PERAN MEDIA SOSIAL DALAM MEMPROMOSIKAN ATAU MELANGGAR HAK ASASI MANUSIA : ANALISIS FRAMING DAN DAMPAKNYA TERHADAP OPINI PUBLIK

Penulis

  • Alfan Maulana Universitas Mathla'ul Anwar Banten
  • Titi Atiyatul Alawiyah Universitas Mathla'ul Anwar Banten

Kata Kunci:

Media Sosial, Hak Asasi Manusia, Framing, Opini Publik, Literasi Digital

Abstrak

Media sosial telah menjelma menjadi ruang publik digital yang memainkan peran penting dalam pembentukan opini publik dan penyebaran nilai-nilai Hak Asasi Manusia (HAM). Di satu sisi, media sosial berfungsi sebagai sarana promosi nilai-nilai kemanusiaan, kebebasan berekspresi, serta partisipasi warga negara dalam kehidupan demokratis. Namun di sisi lain, media sosial juga menjadi lahan subur bagi munculnya berbagai bentuk pelanggaran HAM, seperti ujaran kebencian, disinformasi, perundungan digital, serta pelanggaran privasi yang menegasikan hak-hak dasar individu. Penelitian ini menggunakan pendekatan kualitatif deskriptif dengan metode analisis framing terhadap sejumlah kasus dan narasi media sosial yang berkaitan dengan isu HAM di Indonesia. Melalui pendekatan normatif-empiris, penelitian ini menelaah keterkaitan antara praktik komunikasi digital dengan prinsip-prinsip HAM sebagaimana diatur dalam UUD 1945, Undang-Undang Nomor 39 Tahun 1999 tentang Hak Asasi Manusia, serta instrumen internasional seperti Deklarasi Universal Hak Asasi Manusia (DUHAM) 1948 dan Kovenan Internasional tentang Hak Sipil dan Politik (ICCPR) 1966. Hasil penelitian menunjukkan bahwa framing positif di media sosial dapat memperkuat solidaritas sosial dan kesadaran publik terhadap korban pelanggaran HAM, sementara framing negatif justru memperluas polarisasi, normalisasi kekerasan digital, dan penurunan kepercayaan terhadap lembaga hukum. Oleh karena itu, penelitian ini menekankan pentingnya literasi digital berbasis HAM, penegakan etika komunikasi publik, serta perumusan kebijakan hukum yang berimbang antara kebebasan berekspresi dan tanggung jawab sosial agar media sosial dapat berfungsi sebagai ruang demokrasi yang sehat dan berkeadilan.
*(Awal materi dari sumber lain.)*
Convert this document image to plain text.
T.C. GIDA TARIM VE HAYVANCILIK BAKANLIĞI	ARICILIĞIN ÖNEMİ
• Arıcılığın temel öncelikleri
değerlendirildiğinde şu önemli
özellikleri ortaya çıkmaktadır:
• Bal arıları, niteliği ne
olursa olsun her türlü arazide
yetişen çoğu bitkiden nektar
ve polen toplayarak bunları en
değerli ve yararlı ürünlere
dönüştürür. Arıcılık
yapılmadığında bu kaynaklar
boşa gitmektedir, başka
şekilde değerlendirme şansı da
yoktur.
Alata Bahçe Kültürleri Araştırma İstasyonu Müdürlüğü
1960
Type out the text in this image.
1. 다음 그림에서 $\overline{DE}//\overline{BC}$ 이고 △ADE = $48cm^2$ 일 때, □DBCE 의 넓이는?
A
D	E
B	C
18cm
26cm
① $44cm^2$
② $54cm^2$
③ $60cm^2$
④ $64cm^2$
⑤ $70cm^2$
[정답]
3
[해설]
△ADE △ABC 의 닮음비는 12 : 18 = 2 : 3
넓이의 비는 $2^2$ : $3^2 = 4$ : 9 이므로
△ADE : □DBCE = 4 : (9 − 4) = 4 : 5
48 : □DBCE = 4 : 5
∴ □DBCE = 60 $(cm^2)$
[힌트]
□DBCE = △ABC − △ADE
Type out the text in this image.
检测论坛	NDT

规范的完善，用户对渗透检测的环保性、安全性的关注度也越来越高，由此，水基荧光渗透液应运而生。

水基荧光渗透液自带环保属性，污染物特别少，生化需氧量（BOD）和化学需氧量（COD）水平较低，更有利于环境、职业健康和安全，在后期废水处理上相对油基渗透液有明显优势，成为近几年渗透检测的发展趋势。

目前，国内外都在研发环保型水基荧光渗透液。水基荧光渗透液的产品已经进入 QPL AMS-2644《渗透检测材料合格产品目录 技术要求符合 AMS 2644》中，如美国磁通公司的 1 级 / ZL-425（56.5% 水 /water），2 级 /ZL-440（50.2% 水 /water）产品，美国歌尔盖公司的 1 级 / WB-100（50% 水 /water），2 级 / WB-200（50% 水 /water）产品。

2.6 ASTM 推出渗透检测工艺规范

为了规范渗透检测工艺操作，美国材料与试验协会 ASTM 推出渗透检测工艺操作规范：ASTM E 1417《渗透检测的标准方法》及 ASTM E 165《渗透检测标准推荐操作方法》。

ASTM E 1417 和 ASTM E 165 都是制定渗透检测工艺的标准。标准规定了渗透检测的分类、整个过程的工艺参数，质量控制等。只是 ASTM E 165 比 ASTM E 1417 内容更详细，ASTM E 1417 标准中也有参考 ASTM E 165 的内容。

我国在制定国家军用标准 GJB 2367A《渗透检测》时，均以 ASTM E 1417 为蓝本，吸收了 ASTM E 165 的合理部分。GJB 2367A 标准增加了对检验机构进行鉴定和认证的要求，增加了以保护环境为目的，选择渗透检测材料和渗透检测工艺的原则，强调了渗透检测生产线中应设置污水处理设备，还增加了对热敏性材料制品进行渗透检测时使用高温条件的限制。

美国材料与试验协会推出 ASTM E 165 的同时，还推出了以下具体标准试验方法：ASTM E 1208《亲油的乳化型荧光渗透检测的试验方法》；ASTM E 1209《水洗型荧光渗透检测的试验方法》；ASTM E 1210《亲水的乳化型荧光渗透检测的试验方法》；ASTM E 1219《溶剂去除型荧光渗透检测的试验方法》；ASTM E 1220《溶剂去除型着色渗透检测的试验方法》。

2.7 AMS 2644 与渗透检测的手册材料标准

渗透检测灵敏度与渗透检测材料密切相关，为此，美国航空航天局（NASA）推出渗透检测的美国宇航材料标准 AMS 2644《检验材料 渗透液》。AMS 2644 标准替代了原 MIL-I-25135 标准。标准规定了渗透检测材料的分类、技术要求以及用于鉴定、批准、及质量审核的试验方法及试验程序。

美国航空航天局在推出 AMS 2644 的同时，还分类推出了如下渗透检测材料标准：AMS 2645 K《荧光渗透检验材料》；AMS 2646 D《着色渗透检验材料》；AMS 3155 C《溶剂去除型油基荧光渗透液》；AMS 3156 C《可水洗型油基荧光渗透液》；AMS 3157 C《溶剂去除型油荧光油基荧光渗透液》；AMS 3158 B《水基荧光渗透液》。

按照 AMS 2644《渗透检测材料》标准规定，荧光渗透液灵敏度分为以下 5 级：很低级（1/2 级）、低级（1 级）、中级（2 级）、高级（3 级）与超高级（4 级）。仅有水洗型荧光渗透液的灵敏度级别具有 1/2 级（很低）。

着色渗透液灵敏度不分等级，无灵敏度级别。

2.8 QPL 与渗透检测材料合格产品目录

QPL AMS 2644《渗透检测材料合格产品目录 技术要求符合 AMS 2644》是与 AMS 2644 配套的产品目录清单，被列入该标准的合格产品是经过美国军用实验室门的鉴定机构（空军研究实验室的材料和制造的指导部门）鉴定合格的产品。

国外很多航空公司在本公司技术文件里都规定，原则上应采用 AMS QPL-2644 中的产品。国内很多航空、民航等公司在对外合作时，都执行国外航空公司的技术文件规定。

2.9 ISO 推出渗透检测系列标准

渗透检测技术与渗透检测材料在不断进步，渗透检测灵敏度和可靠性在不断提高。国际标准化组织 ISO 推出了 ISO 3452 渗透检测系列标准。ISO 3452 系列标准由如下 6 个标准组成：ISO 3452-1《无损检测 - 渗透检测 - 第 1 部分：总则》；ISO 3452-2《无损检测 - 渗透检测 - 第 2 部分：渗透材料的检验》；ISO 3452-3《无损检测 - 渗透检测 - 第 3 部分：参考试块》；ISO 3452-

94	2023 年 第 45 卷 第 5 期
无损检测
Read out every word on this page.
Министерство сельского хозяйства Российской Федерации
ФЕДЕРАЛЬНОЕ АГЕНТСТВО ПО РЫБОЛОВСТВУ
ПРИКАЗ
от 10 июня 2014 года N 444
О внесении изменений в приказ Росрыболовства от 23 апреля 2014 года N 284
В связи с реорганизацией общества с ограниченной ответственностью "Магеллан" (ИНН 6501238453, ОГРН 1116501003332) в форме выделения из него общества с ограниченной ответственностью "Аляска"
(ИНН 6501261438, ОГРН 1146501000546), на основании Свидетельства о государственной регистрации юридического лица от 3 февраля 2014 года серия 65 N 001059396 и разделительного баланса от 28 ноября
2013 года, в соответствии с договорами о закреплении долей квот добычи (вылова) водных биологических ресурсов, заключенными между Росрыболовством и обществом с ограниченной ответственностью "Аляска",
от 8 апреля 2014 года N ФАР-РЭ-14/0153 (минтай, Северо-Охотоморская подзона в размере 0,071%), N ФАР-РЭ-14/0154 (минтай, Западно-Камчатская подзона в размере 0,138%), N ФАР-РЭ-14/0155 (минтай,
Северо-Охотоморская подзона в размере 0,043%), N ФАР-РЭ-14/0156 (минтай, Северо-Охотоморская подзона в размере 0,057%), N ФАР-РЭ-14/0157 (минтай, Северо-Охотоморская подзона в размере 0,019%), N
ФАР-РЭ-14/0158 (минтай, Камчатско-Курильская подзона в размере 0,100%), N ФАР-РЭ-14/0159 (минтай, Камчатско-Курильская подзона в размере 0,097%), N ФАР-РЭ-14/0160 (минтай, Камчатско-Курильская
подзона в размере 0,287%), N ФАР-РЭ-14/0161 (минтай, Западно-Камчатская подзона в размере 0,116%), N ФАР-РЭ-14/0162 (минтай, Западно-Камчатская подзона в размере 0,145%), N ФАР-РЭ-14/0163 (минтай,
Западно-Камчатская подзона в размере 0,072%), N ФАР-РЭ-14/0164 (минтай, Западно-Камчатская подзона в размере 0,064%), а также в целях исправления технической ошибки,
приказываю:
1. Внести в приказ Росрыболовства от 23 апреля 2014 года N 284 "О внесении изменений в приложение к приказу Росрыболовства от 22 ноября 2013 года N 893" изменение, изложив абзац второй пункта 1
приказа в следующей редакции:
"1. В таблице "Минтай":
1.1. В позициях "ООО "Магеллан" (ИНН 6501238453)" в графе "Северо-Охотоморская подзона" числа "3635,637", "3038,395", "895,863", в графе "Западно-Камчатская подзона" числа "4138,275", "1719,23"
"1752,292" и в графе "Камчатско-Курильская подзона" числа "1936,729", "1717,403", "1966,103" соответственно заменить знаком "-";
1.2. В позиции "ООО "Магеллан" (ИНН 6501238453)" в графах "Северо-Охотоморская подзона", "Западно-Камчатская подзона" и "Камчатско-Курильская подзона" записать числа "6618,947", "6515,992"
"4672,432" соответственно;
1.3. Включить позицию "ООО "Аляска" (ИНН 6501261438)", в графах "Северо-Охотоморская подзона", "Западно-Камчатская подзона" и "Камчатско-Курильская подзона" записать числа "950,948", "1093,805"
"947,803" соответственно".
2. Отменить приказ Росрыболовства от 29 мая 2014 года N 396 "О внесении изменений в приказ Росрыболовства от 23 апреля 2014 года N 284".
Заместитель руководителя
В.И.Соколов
Social media has evolved into a digital public sphere that plays a vital role in shaping public opinion and promoting human rights values. On one hand, it serves as a medium for promoting humanitarian principles, freedom of expression, and civic participation in a democratic society. On the other hand, it has also become fertile ground for various human rights violations, including hate speech, disinformation, cyberbullying, and privacy breaches that undermine individual dignity and freedom. This study employs a descriptive qualitative approach with a framing analysis method applied to several social media cases and narratives related to human rights issues in Indonesia. Through a normative–empirical approach, the research examines the relationship between digital communication practices and human rights principles as stipulated in the 1945 Constitution of the Republic of Indonesia, Law No. 39 of 1999 on Human Rights, and international instruments such as the Universal Declaration of Human Rights (UDHR) 1948 and the International Covenant on Civil and Political Rights (ICCPR) 1966. The findings reveal that positive framing on social media can strengthen social solidarity and public awareness toward victims of human rights violations, while negative framing tends to deepen polarization, normalize digital violence, and erode trust in legal institutions. Therefore, this research underscores the importance of human rights–based digital literacy, the enforcement of public communication ethics, and the formulation of balanced legal policies between freedom of expression and social responsibility so that social media may function as a fair and democratic space.